Award reflects garden's style

Plot luck: Darin Bradbury and Wes Fleming in the award-winning Reflections garden, also dubbed Wes-field. Picture: Gary Sissons

By DAVID SCHOUT and CAMERON LUCADOU-WELLS

THE designers of Keysborough’s distinct Somerville estate garden have taken out a Victorian Landscape award.

The ‘Reflections’ garden, designed and constructed by TLC design in conjunction with landscape gardener Wes Fleming, won the ‘feature in the landscape’ category at the recent awards.

Judges said the garden was perfectly designed in a difficult area.

“There are many constraints to consider when designing entrance statements for housing estates,” one judge said.

“Make it too small and it goes unnoticed, too big and it might just make people think you are trying to compensate for something.”

The brief was for a ‘Chelsea garden’ not a traditional Australian garden, TLC design manager Darin Bradbury said.

Mr Bradbury, who grew up in Keys-borough, remembers the site when it was market gardens.

He said the natural materials used in the design took their cue from the surrounding environment.

Mr Fleming, an award-winning landscaper, distinctly wanted to use exotic plants rather than natives for the garden.

“A lot of talk about natives being more drought-resistant is a load of hogwash,” he said.

“There are a lot of hot and dry places all over the world. Once established, plants will adapt to the environment.

“Exotic trees are more drought-tolerant. When under stress, they go into hibernation and lose their foliage.

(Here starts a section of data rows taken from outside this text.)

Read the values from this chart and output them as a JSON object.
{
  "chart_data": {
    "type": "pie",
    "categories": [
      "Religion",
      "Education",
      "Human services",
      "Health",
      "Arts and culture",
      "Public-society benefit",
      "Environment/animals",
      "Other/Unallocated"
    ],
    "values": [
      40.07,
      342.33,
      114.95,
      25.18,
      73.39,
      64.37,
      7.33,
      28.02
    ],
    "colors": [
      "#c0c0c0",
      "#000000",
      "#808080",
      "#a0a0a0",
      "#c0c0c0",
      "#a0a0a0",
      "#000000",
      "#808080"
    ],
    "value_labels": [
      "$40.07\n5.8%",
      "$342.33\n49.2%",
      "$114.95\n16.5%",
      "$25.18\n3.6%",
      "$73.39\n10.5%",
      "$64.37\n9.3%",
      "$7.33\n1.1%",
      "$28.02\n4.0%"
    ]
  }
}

“Natives don’t go into hibernation and more of them die.”

The figure-eight-shaped garden is set next to a water feature, and a spiralling timber and stone structure designed by TLC.

The use of seasonal blossoming trees means the garden is a constantly changing entity.

TLC director Scott Wynd said the “unorthodox” design was “already having a positive flow-on effect for [Keysborough] residents”.